Aug. 9, 2012 at 1:28 PM ET
(Updated 5:15 ET)
Microsoft reportedly is expanding its retail footprint in advance of its big reveal of Windows 8. Analysts say it’s a smart move even as some question whether the company can generate enough buzz to make Windows a viable alternative to the iOS-Android duopoly in the mobile device market.
“They’ve got to give consumers a reason to go out there and upgrade,” said Israel Hernandez, senior analyst and managing director at MKM Partners LLC.
Tech media site The Vergereported that job ads seems to indicate that the company plans to open a dozen pop-up stores in major markets — including some where it doesn’t already have a retail presence, like New York City and San Francisco — as showcases for items like its flagship Surface tablet and new smartphones. Previously, Microsoft announced it will sell the Surface only through its own brick-and-mortar and online stores, so 12 more stores — albeit temporary ones — will give the company a boost during the crucial holiday shopping season.
A Microsoft representative confirmed via email that the company does plan to open pop-up stores for the holiday season, but did not confirm the number or locations of stores.
Pop-up stores are an effective retail strategy because they create an "urgency to buy," said Nancy Liu, a retail strategist at consulting firm Kurt Salmon.
The limited distribution of the Surface might seem to put a drag on Microsoft’s ability to grab mobile market share right out of the gate, but scarcity can be an effective tool to generate interest and demand, she said. "Microsoft's choice to sell it dirctly in their own stores is creating this exclusivity... because you can’t get it anywhere else."
"They’re trying to create some buzz... I think they’ve got a lot of work to do in terms of convincing consumers." Hernandez said. However, he added, "If they build that momentum, it can sustain itself."
Branded stores will let Microsoft show show that Windows 8 is a multitasking platform capable of connecting a user’s media, gaming and social activities across a slate of devices, said Yun Kim, an analyst at ThinkEquity LLC.
“Because Microsoft is [leaning] so much on its OEM partners, the overall consumer expereince they try to deliver to the market has been lost,” he said. “I think consumers today, if they think of Microsoft, they think of Windows and Office.”
In its own stores, Microsoft can control both users' experience and that branding message. If these resonate with consumers — a big "if," analysts acknowledge — its retail presence will help it better compete with Apple. Liu said the pop-up stores will be a good place for the company to try out new layouts, services or designs.

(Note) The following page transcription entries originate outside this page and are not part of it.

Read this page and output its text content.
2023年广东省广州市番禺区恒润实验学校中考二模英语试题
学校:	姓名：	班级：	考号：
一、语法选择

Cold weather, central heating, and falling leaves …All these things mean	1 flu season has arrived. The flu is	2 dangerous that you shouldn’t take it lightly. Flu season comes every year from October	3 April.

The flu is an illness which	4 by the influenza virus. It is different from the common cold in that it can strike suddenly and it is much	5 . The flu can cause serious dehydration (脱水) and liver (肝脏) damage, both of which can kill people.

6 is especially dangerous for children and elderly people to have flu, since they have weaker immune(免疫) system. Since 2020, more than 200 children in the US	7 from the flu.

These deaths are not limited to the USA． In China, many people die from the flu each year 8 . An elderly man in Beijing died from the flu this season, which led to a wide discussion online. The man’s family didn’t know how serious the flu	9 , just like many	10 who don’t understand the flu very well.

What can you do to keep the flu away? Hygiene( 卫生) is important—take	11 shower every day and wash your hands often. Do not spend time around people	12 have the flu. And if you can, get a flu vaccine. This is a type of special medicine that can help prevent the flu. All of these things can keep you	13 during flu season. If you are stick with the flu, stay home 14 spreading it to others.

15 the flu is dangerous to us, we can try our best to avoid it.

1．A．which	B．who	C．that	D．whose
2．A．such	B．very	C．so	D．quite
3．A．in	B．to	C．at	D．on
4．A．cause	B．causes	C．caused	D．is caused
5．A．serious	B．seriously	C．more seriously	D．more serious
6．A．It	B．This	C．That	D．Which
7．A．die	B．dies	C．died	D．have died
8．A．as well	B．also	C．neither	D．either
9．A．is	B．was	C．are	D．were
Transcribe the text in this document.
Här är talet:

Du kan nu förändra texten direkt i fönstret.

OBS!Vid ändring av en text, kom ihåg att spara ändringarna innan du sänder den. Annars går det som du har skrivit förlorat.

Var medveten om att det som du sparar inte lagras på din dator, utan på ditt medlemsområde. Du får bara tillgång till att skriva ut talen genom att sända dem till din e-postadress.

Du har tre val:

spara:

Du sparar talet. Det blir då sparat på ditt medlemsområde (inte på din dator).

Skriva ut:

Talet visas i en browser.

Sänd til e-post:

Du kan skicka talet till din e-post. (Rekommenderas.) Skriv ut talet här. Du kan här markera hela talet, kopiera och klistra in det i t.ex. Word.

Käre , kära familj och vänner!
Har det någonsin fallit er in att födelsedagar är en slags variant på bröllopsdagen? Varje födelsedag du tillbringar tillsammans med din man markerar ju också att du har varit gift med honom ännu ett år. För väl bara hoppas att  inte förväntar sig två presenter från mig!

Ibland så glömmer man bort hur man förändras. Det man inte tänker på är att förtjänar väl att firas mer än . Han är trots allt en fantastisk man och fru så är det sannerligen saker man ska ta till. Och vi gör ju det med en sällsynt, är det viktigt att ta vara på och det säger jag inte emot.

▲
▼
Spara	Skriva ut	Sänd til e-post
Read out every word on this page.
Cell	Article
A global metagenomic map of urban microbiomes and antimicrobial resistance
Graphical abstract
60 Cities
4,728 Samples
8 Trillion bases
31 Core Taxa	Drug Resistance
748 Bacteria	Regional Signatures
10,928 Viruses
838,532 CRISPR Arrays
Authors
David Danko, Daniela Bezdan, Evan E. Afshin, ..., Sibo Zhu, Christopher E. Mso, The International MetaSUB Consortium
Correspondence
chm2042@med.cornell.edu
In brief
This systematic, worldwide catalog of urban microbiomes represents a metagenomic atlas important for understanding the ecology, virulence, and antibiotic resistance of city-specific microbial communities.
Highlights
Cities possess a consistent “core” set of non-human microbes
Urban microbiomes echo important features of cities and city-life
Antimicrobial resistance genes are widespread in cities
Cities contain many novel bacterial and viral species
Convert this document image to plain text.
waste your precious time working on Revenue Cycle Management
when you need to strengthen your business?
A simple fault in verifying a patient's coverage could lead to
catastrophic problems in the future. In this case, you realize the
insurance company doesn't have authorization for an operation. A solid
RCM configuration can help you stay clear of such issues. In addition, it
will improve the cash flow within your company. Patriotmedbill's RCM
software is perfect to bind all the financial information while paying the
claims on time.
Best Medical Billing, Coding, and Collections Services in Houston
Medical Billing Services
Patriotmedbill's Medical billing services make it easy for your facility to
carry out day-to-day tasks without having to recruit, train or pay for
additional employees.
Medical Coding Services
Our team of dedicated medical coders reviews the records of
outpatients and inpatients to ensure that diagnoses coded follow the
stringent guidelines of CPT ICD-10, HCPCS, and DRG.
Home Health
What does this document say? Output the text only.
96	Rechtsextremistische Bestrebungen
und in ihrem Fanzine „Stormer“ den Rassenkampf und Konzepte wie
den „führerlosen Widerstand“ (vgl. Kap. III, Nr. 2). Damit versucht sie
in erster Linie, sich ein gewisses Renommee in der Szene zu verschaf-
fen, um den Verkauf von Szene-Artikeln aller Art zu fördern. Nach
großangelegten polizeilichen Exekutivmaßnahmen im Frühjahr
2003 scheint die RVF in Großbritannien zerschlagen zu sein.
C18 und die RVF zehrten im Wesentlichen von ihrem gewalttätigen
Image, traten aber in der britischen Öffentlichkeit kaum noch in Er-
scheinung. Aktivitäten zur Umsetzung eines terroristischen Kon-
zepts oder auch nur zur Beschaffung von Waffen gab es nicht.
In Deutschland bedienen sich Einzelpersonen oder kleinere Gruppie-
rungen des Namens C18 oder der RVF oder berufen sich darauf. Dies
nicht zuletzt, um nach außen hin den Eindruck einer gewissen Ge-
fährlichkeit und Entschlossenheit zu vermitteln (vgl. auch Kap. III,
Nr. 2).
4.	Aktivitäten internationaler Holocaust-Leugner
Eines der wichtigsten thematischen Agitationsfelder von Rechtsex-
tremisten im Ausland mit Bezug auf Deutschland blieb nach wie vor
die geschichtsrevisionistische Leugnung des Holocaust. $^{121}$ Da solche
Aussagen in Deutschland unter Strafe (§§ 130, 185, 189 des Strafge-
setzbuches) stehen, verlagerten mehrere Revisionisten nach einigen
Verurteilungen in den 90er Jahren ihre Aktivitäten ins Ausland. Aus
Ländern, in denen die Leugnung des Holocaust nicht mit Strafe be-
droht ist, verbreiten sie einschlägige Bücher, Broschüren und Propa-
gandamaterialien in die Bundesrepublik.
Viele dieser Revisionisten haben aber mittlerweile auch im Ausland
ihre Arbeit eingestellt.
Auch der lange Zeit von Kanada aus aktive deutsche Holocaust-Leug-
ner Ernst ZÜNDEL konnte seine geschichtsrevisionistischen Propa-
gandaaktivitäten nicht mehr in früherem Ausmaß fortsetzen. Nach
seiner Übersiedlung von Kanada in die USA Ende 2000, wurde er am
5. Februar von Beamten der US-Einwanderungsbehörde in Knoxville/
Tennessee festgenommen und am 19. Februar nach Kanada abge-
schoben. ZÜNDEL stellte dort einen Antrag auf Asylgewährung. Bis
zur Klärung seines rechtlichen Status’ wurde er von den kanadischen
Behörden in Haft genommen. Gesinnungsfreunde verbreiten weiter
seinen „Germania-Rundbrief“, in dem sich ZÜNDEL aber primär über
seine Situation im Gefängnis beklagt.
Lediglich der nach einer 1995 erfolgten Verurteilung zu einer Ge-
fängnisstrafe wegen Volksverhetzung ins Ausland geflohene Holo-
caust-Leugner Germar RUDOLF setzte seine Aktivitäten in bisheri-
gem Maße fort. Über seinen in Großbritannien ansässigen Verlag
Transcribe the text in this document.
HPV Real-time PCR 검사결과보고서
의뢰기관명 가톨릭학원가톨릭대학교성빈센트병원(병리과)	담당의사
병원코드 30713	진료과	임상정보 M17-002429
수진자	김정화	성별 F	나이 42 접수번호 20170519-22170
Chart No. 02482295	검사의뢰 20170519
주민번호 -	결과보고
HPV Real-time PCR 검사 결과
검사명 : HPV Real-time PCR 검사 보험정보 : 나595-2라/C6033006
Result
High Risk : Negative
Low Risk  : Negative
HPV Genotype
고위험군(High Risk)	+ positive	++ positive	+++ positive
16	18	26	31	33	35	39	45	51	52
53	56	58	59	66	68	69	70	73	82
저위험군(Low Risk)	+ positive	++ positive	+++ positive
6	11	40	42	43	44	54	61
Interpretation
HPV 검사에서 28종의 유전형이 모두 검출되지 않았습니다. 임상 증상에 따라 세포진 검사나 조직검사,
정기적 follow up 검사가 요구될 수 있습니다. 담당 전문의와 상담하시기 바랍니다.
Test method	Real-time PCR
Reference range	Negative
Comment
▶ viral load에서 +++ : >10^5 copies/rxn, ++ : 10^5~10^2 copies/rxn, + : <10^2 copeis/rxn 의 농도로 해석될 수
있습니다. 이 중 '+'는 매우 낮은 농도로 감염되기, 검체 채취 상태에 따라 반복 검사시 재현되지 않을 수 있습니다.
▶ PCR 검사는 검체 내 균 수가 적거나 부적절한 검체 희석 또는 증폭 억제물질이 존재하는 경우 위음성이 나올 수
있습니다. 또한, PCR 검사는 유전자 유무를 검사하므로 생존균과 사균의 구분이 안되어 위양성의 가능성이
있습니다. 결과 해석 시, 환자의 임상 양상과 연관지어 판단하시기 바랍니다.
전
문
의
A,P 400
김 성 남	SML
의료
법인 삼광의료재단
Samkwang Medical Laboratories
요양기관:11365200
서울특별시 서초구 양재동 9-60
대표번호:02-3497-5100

The success of Apple’s retail empire shows that letting people play with new tech toys is an effective sales tactic. Liu said Microsoft should take a page from Apple’s playbook and augment the tactile experience with services like tech help or mobile checkout.
"Not selling through others is a problem only if you have too much inventory you need to sell," Sucharita Mulpuru, an analyst at Forrester Research, said via email. "Otherwise, it's a great way to generate demand and excitement."